After setting up the agent, it is clear that the agent needs a more effective way of narrowing down the results, when it writes a query. One possible way to do this would be to setup a vector index. The vector index would be used by the agent to write a natural language query that would return all locations that satisfy the discrete filters and they would be sorted by relevance. To do this, we could embed the reviews of associated with each location. Then, we could create a vector store with each location.

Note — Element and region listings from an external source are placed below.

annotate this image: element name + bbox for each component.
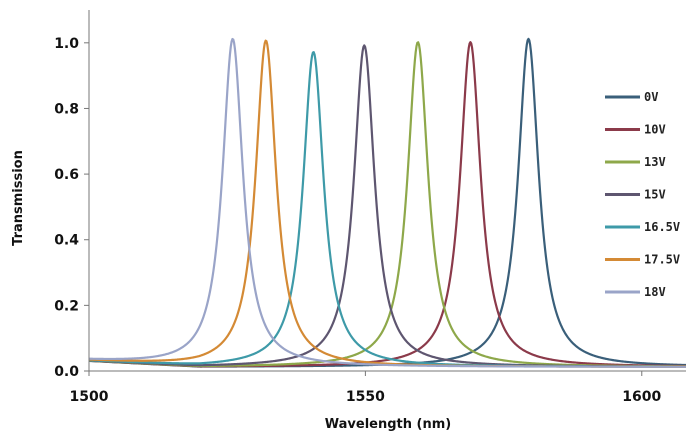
legend-label: 10V	[644, 123, 666, 137]
y-tick-label: 0.8	[54, 101, 79, 117]
y-tick-label: 0.2	[54, 298, 79, 314]
x-tick-label: 1550	[346, 389, 385, 405]
x-ticks: 1500 1550 1600	[70, 371, 662, 405]
y-tick-label: 0.6	[54, 167, 79, 183]
legend-label: 18V	[644, 285, 666, 299]
y-tick-label: 1.0	[54, 36, 79, 52]
legend-label: 13V	[644, 155, 666, 169]
y-ticks: 0.0 0.2 0.4 0.6 0.8 1.0	[54, 36, 89, 380]
legend-label: 15V	[644, 188, 666, 202]
legend-label: 16.5V	[644, 220, 680, 234]
x-tick-label: 1600	[622, 389, 661, 405]
legend: 0V 10V 13V 15V 16.5V 17.5V 18V	[605, 90, 680, 299]
y-axis-title: Transmission	[11, 150, 26, 246]
legend-label: 17.5V	[644, 253, 680, 267]
y-tick-label: 0.0	[54, 364, 79, 380]
x-axis-title: Wavelength (nm)	[325, 417, 451, 432]
y-tick-label: 0.4	[54, 233, 79, 249]
x-tick-label: 1500	[70, 389, 109, 405]
legend-label: 0V	[644, 90, 658, 104]
plot-lines	[88, 37, 686, 368]
series-line-13v	[88, 41, 686, 368]
series-line-18v	[88, 37, 686, 368]
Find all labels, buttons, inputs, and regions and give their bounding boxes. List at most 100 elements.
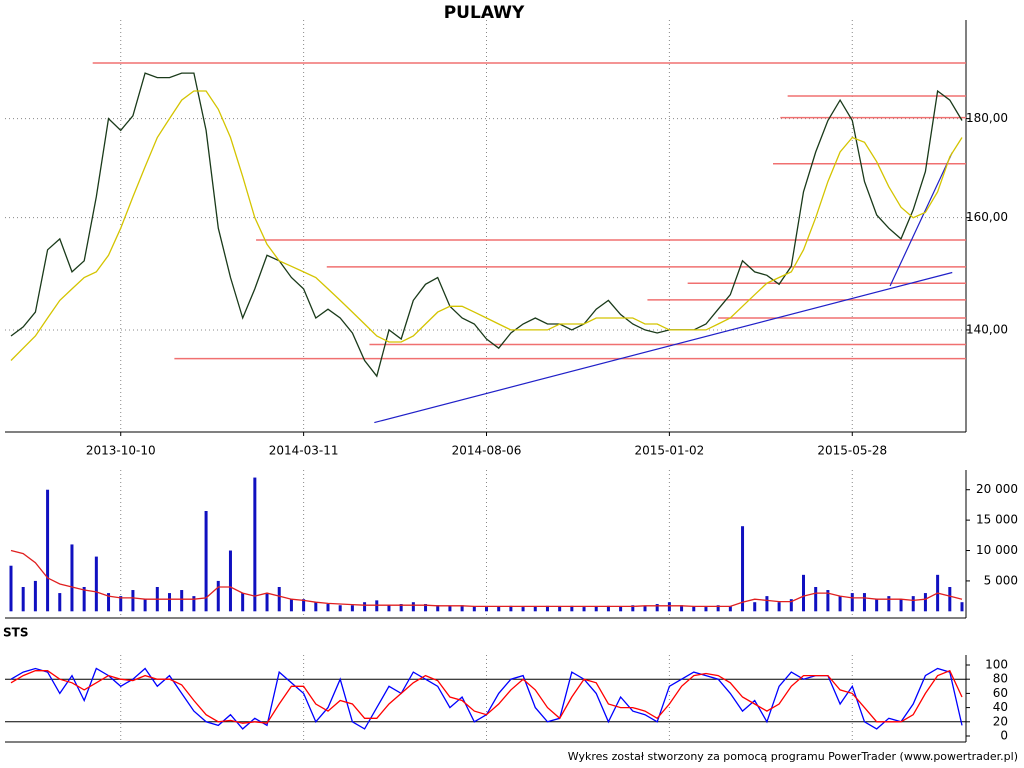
volume-bar xyxy=(21,586,25,612)
volume-bar xyxy=(302,599,306,612)
volume-bar xyxy=(875,599,879,612)
footer: Wykres został stworzony za pomocą progra… xyxy=(568,750,1018,763)
volume-bar xyxy=(253,477,257,612)
volume-bar xyxy=(9,565,13,612)
volume-bar xyxy=(58,593,62,612)
volume-bar xyxy=(570,605,574,612)
volume-bar xyxy=(667,602,671,612)
volume-bar xyxy=(948,586,952,612)
volume-bar xyxy=(545,605,549,612)
volume-bar xyxy=(862,593,866,612)
volume-bar xyxy=(143,599,147,612)
volume-bar xyxy=(802,574,805,612)
volume-bar xyxy=(204,511,208,612)
volume-bar xyxy=(485,607,488,612)
volume-bar xyxy=(911,596,915,612)
volume-bar xyxy=(216,580,220,612)
volume-bar xyxy=(655,604,659,612)
volume-bar xyxy=(704,607,708,612)
y-tick-label: 160,00 xyxy=(966,210,1008,224)
volume-bar xyxy=(33,580,37,612)
volume-bar xyxy=(606,605,610,612)
volume-bar xyxy=(692,606,696,612)
y-tick-label: 20 xyxy=(993,714,1008,728)
x-tick-label: 2013-10-10 xyxy=(86,444,156,458)
volume-bar xyxy=(741,526,745,612)
volume-bar xyxy=(509,605,513,612)
volume-bar xyxy=(838,596,842,612)
y-tick-label: 40 xyxy=(993,700,1008,714)
volume-bar xyxy=(107,593,111,612)
chart-title: PULAWY xyxy=(444,3,525,23)
y-tick-label: 100 xyxy=(985,658,1008,672)
volume-bar xyxy=(399,604,403,612)
volume-bar xyxy=(619,606,623,612)
volume-bar xyxy=(521,607,525,612)
volume-bar xyxy=(923,593,927,612)
volume-bar xyxy=(777,602,781,612)
volume-bar xyxy=(94,556,98,612)
volume-bar xyxy=(594,606,598,612)
volume-bar xyxy=(582,607,586,612)
volume-bar xyxy=(192,596,196,612)
volume-bar xyxy=(826,590,830,612)
x-tick-label: 2014-03-11 xyxy=(269,444,339,458)
y-tick-label: 60 xyxy=(993,686,1008,700)
volume-bar xyxy=(338,605,342,612)
y-tick-label: 15 000 xyxy=(976,513,1018,527)
volume-bar xyxy=(789,599,793,612)
y-tick-label: 20 000 xyxy=(976,482,1018,496)
volume-bar xyxy=(631,605,635,612)
volume-bar xyxy=(119,596,123,612)
volume-bar xyxy=(814,586,818,612)
trend-line xyxy=(374,271,953,424)
volume-bar xyxy=(180,590,184,612)
volume-bar xyxy=(387,605,391,612)
y-tick-label: 180,00 xyxy=(966,111,1008,125)
x-tick-label: 2015-01-02 xyxy=(635,444,705,458)
y-tick-label: 140,00 xyxy=(966,322,1008,336)
volume-bar xyxy=(887,596,891,612)
volume-bar xyxy=(265,593,269,612)
series-line xyxy=(10,669,963,724)
volume-bar xyxy=(558,606,562,612)
volume-bar xyxy=(46,489,50,612)
volume-bar xyxy=(899,599,903,612)
trend-line xyxy=(889,152,953,287)
volume-bar xyxy=(241,593,245,612)
volume-bar xyxy=(728,606,732,612)
y-tick-label: 5 000 xyxy=(984,573,1018,587)
volume-bar xyxy=(289,599,293,612)
y-tick-label: 10 000 xyxy=(976,543,1018,557)
volume-bar xyxy=(168,593,171,612)
volume-bar xyxy=(436,605,440,612)
volume-bar xyxy=(411,602,415,612)
volume-bar xyxy=(424,604,428,612)
volume-bar xyxy=(753,602,757,612)
volume-bar xyxy=(765,596,769,612)
volume-bar xyxy=(850,593,854,612)
volume-bar xyxy=(228,550,232,612)
volume-bar xyxy=(680,605,684,612)
volume-bar xyxy=(643,605,647,612)
series-line xyxy=(10,72,963,378)
volume-average-line xyxy=(10,549,963,608)
volume-bar xyxy=(82,586,86,612)
volume-bar xyxy=(716,605,720,612)
volume-bar xyxy=(460,605,464,612)
y-tick-label: 80 xyxy=(993,672,1008,686)
volume-bar xyxy=(472,606,476,612)
volume-bar xyxy=(350,605,354,612)
x-tick-label: 2014-08-06 xyxy=(452,444,522,458)
volume-bar xyxy=(314,602,318,612)
y-tick-label: 0 xyxy=(1000,729,1008,743)
volume-bar xyxy=(70,544,74,612)
volume-bar xyxy=(326,604,330,612)
volume-bar xyxy=(448,605,452,612)
volume-bar xyxy=(131,590,135,612)
x-tick-label: 2015-05-28 xyxy=(817,444,887,458)
volume-bar xyxy=(363,602,367,612)
volume-bar xyxy=(533,606,537,612)
volume-bar xyxy=(960,602,964,612)
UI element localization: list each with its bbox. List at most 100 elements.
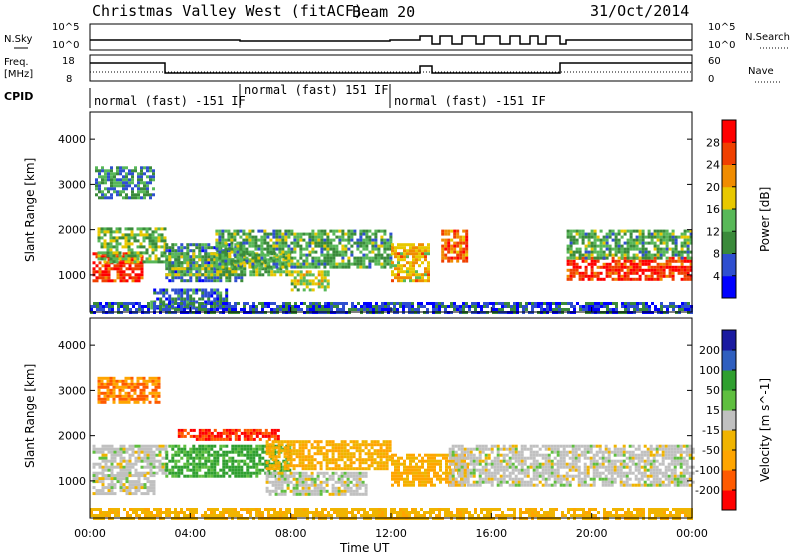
- heatmap-cell: [354, 308, 357, 311]
- heatmap-cell: [312, 308, 315, 311]
- heatmap-cell: [151, 376, 155, 380]
- heatmap-cell: [171, 249, 175, 253]
- heatmap-cell: [162, 294, 166, 298]
- heatmap-cell: [313, 464, 317, 468]
- heatmap-cell: [149, 474, 153, 478]
- heatmap-cell: [326, 244, 330, 248]
- heatmap-cell: [462, 302, 465, 305]
- heatmap-cell: [201, 255, 205, 259]
- heatmap-cell: [358, 449, 362, 453]
- heatmap-cell: [484, 456, 488, 460]
- heatmap-cell: [225, 453, 229, 457]
- heatmap-cell: [277, 461, 281, 465]
- heatmap-cell: [457, 483, 460, 487]
- heatmap-cell: [115, 385, 119, 389]
- heatmap-cell: [255, 444, 259, 448]
- heatmap-cell: [584, 253, 588, 257]
- heatmap-cell: [289, 455, 293, 459]
- heatmap-cell: [346, 471, 350, 475]
- heatmap-cell: [134, 273, 138, 277]
- heatmap-cell: [268, 443, 272, 447]
- heatmap-cell: [131, 450, 135, 454]
- heatmap-cell: [325, 467, 329, 471]
- heatmap-cell: [142, 236, 146, 240]
- heatmap-cell: [329, 256, 333, 260]
- heatmap-cell: [323, 247, 327, 251]
- heatmap-cell: [502, 468, 506, 472]
- heatmap-cell: [295, 483, 299, 487]
- heatmap-cell: [355, 471, 359, 475]
- heatmap-cell: [227, 232, 231, 236]
- heatmap-cell: [207, 255, 211, 259]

The vector store would have the business ID stored in the metadata, along with the city and category (both as indexes). This way, we can first query the vector store, and get a list of general venues that are somewhat inline with what the user is looking for. Once that query has resolved, we will then use the Yelp business ID's of each result, to apply a filter on the query on the graph database. This way, we will be querying over the space of all venues that met a certain similarity score with the user's query and relating that to the space of the user's posts.